Un changement total n’est possible que par l’effacement du formulaire actuel. Il ne peut pas être ajouté à l’entité existante. Les anciennes formes doivent être décomposées et utilisées à nouveau comme matière première, réduites à une poudre de pure possibilité, libérées des structures qui forcent la création d’une manière ou d’une autre. Le violoncelle est le sujet de cette transformation sur All The Ghosts Are Gone, et le processus semble donc particulièrement physique : bois déformé et courbes fracturées, éclats poussant vers le haut à travers le vernis comme des dents. Des piles de bruit s’amoncellent sur les bords comme des monticules de débris balayés, des morceaux de carcasse de violoncelle sont visibles au milieu des fragments de distorsion et d’électronique. Mais au centre, il y a un tremblement de couleur : une corde solitaire courbée qui s’élève comme une fleur en herbe. Les premiers signes de renaissance apparaissent au milieu des ruines.

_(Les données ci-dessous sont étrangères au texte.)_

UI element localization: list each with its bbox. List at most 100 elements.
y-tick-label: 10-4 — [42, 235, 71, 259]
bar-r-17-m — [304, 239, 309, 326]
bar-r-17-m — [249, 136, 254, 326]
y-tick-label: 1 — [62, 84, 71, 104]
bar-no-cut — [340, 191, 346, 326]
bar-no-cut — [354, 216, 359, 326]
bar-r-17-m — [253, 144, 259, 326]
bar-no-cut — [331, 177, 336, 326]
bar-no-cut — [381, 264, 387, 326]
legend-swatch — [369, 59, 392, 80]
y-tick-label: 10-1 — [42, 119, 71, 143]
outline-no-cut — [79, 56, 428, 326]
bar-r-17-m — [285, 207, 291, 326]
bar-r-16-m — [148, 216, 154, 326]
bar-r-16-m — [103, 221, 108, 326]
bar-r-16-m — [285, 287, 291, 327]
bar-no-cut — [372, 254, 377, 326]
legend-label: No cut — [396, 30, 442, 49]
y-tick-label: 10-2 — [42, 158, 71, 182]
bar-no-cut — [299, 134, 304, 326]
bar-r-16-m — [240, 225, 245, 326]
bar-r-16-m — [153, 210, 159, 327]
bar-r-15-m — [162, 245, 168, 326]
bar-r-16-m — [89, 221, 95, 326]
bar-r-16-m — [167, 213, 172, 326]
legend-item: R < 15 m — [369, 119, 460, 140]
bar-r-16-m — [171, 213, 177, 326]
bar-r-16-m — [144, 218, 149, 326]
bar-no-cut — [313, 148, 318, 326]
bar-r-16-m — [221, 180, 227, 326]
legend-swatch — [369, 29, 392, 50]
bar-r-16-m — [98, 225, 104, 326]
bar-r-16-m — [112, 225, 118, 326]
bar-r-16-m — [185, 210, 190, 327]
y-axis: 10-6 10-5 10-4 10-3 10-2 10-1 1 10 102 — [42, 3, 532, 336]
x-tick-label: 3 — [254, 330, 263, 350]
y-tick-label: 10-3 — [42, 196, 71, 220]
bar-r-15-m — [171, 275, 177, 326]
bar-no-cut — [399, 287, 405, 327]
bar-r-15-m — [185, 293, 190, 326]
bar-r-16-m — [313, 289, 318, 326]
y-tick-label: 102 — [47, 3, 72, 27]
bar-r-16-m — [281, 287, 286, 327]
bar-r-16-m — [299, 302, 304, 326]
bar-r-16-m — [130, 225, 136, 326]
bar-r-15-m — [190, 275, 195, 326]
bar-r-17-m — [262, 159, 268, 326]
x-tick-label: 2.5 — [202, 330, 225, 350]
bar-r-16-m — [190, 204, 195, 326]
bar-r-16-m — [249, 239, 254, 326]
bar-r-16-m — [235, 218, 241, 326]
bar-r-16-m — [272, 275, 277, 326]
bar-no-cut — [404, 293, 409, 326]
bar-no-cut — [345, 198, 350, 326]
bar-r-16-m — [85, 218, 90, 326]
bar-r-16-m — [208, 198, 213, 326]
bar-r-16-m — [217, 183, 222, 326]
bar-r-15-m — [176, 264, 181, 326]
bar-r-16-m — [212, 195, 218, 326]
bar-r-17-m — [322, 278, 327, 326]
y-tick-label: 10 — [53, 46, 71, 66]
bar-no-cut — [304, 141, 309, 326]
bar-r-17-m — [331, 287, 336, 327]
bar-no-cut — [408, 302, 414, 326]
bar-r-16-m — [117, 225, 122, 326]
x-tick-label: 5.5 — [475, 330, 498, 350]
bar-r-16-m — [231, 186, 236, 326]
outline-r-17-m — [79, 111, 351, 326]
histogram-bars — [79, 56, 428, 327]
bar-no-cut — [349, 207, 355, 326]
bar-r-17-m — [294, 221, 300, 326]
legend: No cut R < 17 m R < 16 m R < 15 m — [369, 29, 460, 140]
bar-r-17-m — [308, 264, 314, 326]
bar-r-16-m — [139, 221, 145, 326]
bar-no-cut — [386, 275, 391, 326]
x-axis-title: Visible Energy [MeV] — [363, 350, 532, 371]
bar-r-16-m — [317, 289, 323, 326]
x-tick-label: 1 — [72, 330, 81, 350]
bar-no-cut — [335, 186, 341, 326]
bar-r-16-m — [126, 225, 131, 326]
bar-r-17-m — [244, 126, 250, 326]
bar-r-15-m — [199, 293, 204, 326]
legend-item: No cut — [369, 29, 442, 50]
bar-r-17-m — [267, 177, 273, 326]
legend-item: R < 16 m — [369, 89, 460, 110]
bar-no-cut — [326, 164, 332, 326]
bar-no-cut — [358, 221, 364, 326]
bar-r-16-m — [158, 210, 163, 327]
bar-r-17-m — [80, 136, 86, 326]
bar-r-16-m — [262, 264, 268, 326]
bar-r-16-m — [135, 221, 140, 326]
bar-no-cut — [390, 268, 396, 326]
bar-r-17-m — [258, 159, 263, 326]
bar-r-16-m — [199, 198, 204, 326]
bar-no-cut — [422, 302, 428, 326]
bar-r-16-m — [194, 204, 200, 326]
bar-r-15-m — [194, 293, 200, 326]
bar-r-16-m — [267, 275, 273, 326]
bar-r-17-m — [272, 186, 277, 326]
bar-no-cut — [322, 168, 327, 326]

Il n’est pas surprenant que All The Ghosts Are Gone soit ressenti comme une entreprise douloureuse. La mélodie est rare et sa manifestation est soit fanée, soit naissante, frôlant la mort et la vie comme une fissure dans un cheveu. Ailleurs, les grincements des cordes de violoncelle creusent l’interstice comme les fantômes du titre, rendus sans abri par la transition. D’une certaine manière, Bertoni parvient à capturer à la fois une misérable physicalité – des cordes arrachées au corps, du bois bouclé en bois d’allumage – et une déprimante absence de forme, qui sème l’action en écho, encadrant cette destruction matérielle dans un contexte d’incertitude existentielle. Souvent, nous constatons que la liminalité est représentée dans des nuances d’aquarelle pâles, flottant au-dessus du domaine physique tout entier ; la musique de Bertoni réimpose ce processus avec un travail émotionnel et un corps brisé.